The average runtime for each epoch for RoBERTa-base and CodeBERT-base models is approximately 1 hour for training, and 1 minute for evaluating and testing. For XLM-RoBERTa-base model, the average runtime for each epoch is approximately 3.3 minutes hour for training and 0.5 minute for evaluating and testing.

The number of parameters for RoBERTa-base, CodeBERT-base and XLM-RoBERTa models are 125M, 125M and 270M respectively.

Appendix E Annotation Interface

We present the annotation interface used to collect the question, answer, and question type in Figure 10. Annotators can choose the messages corresponding to the question or answer text, and modify the texts in the interface. Annotators also select a question type for every question.

Figure 10: The annotation interface for question, answer and type selection. On the left, the chat log is presented. On the right, annotators can modify the question and answer texts and select the question type.
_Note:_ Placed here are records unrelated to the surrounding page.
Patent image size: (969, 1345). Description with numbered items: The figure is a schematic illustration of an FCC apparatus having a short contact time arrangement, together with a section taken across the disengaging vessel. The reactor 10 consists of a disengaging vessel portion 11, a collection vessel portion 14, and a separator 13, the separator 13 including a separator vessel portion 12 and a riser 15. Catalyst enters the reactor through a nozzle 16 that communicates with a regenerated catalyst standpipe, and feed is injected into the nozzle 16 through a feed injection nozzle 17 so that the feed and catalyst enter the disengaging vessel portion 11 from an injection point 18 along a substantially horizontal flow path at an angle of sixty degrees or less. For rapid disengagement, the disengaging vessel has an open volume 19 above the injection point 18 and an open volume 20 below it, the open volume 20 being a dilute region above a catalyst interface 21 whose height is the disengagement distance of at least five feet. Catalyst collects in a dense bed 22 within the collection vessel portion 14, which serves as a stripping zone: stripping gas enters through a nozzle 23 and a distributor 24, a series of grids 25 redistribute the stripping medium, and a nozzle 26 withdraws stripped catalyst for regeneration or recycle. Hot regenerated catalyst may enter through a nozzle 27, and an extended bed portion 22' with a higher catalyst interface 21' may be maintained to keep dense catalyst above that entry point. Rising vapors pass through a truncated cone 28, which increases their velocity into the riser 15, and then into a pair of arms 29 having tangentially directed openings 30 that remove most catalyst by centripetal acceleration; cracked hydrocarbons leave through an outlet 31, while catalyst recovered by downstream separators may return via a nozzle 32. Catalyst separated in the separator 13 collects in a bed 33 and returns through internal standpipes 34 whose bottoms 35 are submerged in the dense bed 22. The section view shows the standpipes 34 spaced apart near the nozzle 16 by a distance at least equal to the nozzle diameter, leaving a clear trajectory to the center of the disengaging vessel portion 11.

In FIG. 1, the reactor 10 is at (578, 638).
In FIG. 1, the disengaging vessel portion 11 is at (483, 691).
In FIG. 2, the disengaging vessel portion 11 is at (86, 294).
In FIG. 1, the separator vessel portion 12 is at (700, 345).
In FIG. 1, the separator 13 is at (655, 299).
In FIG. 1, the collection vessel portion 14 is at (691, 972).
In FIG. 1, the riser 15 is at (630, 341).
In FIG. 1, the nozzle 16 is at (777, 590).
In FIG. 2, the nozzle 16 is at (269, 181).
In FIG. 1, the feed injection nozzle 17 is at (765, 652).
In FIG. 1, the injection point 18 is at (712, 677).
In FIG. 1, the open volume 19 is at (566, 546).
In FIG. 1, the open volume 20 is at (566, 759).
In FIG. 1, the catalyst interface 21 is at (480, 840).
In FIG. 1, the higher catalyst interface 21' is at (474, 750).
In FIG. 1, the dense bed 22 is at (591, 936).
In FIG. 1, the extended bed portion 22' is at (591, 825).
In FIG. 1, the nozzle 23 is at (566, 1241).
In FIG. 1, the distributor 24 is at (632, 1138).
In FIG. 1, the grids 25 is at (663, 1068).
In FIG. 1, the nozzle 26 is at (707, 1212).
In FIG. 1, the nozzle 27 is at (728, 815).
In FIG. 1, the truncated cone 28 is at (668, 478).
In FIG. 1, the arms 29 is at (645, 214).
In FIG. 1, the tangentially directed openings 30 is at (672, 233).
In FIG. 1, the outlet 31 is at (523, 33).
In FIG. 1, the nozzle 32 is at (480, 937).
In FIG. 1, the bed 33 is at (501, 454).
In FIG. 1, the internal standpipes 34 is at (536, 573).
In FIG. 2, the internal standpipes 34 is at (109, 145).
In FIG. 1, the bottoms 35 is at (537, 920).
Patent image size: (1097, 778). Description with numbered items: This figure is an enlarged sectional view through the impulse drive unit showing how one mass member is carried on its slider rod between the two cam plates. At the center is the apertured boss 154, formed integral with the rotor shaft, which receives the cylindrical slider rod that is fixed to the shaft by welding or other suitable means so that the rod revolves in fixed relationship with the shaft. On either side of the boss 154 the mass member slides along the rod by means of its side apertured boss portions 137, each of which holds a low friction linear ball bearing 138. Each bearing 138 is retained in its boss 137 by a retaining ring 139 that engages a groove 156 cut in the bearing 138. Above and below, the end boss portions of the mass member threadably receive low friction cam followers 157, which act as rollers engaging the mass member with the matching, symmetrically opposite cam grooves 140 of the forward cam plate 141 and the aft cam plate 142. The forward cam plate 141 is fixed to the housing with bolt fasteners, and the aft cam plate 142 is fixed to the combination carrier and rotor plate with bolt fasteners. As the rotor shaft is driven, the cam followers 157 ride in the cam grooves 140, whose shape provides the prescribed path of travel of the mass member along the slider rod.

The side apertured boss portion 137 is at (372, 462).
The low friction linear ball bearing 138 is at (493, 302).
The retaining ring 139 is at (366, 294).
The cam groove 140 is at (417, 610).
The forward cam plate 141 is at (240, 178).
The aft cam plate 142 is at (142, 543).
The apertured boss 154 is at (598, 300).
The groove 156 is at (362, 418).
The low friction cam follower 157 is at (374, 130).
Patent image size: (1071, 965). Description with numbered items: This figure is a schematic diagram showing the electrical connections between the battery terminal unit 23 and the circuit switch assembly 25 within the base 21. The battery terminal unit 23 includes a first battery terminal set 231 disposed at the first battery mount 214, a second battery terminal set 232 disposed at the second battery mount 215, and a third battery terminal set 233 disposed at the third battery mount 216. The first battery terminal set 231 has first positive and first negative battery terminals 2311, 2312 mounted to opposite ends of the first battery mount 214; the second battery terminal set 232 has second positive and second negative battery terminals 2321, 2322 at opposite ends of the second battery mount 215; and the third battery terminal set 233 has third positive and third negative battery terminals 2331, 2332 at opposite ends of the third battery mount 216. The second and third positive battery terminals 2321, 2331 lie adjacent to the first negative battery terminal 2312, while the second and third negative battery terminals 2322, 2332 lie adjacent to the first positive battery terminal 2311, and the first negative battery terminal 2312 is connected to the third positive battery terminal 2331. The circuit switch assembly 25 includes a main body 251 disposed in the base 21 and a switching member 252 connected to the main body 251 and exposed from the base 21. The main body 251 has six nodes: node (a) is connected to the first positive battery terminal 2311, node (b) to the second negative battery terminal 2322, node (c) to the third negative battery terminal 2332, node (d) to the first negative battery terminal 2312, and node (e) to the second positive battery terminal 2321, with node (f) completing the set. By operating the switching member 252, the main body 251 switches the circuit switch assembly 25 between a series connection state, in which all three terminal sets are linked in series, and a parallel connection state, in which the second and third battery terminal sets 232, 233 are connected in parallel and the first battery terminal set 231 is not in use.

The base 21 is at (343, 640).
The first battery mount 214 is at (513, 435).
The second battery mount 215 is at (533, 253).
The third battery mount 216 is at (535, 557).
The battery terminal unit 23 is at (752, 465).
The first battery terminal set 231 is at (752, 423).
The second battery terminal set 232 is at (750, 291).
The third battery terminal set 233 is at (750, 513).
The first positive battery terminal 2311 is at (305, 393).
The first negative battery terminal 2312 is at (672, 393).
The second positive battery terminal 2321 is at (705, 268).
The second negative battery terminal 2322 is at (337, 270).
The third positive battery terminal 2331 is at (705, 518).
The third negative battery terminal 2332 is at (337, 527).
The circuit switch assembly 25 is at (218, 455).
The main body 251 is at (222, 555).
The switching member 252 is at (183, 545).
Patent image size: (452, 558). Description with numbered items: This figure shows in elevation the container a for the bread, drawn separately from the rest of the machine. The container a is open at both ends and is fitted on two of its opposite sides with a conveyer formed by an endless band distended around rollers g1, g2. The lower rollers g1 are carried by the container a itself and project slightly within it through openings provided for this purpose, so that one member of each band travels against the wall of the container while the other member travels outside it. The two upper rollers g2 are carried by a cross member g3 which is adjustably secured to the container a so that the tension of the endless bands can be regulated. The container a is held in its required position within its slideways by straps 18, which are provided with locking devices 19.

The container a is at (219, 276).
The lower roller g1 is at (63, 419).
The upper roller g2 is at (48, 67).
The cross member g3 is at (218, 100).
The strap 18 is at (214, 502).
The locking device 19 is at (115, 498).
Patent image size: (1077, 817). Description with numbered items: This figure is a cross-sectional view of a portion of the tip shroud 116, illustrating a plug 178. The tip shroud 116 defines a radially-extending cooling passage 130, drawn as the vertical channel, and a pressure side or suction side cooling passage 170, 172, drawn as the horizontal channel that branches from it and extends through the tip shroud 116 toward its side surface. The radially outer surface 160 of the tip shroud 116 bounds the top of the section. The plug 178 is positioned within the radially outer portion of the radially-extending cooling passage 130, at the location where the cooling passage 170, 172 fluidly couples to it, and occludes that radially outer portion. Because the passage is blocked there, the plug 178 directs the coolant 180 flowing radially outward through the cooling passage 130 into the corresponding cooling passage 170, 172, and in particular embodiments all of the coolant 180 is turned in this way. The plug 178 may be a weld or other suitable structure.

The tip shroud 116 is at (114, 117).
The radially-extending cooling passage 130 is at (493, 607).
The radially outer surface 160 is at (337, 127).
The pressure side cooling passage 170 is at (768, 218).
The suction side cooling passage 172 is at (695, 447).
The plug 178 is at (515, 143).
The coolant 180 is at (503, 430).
We present the annotation interface used to collect the code and the code span in Figure 11. Annotators choose the code for the question given, and select code spans with a code line as a unit.

Figure 11: The annotation interface for code line selection. On the left, the question and answer texts are presented. On the right, annotators select the correct task for the given question and answer, and select the code lines that provide information to answer the question.

The full-text instructions for QA annotation can be found in this link. The instructions for code line annotaion can be found in this link.